To examine what was marketed is really all we have to look at. And what was chosen to be sold was less than what was acquired. Designs moved backwards. And the whole thing was quietly allowed to die without comment. In my opinion, to call that incompetence, and to not see it as an intention, would be like pretending the "bridge is out" sign really means to speed up and go ahead.
Well, you know more about Rogers drums that I ever will, but I have to wonder then what you make of Gibson's similar nuking of the Slingerland brand.
They reportedly (I've never seen them) built some top-quality product, then dropped that, later slapped the name on cheapo Asian-made snares, then completely let it fade out.
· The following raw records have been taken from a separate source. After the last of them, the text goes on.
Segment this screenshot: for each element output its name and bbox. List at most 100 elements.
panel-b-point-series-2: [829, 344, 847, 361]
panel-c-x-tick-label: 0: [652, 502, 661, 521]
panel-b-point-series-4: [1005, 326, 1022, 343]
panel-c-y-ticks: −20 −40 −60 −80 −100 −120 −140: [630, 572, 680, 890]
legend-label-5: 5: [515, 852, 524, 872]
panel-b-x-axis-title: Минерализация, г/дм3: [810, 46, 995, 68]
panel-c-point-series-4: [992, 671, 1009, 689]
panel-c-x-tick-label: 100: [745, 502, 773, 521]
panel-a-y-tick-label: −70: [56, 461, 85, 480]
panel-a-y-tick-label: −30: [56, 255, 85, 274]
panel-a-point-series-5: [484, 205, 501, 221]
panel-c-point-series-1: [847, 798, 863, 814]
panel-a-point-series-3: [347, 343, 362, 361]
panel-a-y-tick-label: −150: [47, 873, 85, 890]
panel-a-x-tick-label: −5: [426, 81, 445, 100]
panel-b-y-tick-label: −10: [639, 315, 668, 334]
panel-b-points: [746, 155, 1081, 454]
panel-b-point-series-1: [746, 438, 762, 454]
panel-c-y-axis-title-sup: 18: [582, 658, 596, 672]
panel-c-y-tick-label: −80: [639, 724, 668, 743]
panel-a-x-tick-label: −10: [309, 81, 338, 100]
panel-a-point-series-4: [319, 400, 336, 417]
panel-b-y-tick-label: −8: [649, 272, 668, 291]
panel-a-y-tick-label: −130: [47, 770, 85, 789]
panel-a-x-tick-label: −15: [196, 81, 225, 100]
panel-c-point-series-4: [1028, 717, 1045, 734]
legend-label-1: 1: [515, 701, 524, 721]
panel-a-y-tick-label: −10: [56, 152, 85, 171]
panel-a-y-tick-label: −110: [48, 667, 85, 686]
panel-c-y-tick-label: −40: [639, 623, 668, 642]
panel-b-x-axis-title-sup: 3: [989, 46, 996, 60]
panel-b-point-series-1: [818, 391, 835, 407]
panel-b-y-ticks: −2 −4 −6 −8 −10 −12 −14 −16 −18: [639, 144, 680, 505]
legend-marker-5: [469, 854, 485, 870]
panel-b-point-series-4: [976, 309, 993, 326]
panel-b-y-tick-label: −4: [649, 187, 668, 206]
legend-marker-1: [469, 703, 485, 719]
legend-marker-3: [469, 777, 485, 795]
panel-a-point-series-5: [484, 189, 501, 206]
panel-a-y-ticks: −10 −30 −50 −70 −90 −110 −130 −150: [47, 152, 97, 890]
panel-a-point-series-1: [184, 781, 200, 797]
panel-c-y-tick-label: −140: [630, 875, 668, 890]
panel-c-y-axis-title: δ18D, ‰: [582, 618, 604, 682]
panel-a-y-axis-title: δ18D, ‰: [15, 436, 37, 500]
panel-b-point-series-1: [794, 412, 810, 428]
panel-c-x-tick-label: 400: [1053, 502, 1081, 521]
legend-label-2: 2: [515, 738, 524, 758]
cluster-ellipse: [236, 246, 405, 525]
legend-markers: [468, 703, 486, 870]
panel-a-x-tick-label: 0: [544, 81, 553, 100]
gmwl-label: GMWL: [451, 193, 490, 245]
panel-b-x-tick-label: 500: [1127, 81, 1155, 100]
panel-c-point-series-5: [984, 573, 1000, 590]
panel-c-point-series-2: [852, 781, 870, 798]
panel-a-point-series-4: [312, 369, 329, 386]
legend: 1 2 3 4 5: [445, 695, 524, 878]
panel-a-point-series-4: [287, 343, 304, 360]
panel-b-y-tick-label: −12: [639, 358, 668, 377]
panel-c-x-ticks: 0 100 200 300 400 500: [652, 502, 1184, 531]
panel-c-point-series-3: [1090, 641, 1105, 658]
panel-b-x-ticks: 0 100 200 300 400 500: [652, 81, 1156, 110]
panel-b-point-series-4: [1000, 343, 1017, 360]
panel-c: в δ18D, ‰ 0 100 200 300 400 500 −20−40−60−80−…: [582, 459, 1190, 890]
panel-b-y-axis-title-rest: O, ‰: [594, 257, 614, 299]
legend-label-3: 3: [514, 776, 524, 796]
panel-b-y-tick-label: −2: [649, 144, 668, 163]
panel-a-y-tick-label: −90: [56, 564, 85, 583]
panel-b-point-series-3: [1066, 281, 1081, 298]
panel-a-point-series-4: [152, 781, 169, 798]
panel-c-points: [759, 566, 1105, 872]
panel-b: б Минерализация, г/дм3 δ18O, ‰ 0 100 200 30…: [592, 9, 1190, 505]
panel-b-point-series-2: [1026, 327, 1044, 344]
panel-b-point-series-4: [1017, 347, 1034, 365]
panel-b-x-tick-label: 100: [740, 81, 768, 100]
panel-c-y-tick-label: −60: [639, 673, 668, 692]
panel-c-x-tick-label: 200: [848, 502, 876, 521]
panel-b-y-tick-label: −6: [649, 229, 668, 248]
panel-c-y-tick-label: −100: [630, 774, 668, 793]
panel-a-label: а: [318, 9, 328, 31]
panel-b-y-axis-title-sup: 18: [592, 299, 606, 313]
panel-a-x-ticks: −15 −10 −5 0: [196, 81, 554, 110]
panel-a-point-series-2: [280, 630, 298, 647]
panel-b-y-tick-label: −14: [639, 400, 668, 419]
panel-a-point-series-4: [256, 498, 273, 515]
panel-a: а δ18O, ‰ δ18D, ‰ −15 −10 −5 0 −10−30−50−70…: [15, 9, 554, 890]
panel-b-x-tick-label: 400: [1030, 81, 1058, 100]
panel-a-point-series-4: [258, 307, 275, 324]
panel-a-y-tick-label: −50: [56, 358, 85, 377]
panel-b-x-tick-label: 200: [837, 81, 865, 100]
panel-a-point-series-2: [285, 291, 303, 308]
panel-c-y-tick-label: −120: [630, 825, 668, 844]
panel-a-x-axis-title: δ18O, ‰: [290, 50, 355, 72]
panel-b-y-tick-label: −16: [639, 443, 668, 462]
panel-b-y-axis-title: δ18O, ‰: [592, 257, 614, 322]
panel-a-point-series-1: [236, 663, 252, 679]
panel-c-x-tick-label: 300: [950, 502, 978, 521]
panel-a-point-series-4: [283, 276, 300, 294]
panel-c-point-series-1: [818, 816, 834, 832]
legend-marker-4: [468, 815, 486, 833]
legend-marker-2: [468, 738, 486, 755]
Do you think that their intention was to kill the brand, or does that depend on the company doing the acquiring and killing being one that also already makes drums?
Based on what I've seen while working for (and, currently, owning) companies that make music gear, one possible scenario is that when Brook Mays went bankrupt owing Yamaha $16,000,000, some employee(s) at Yamaha US noticed that they could acquire the brand name, got all excited, issued some press releases, then failed to sell their great idea to the bosses back in Japan.
Some other employee(s) back at the home office picked up part of the idea, and the next time he ran into the guy who kept pestering him about making cheap OEM drums for Yamaha, he figured out a way to get the guy off his back and maybe make a buck or two from the old brand.
We have no way of knowing for sure [i]what[/] happened. I'm just tossing up an alternative theory. Maybe Oswald acted alone, maybe he was a patsy.
But if Yamaha wanted to make sure that Rogers was good and dead, going to the length of deliberately marketing crappy drums under that name just to sully it, why have they now sold the brand to Reliance International? Reliance makes some really good stuff (supposedly all the hardware for Gretsch).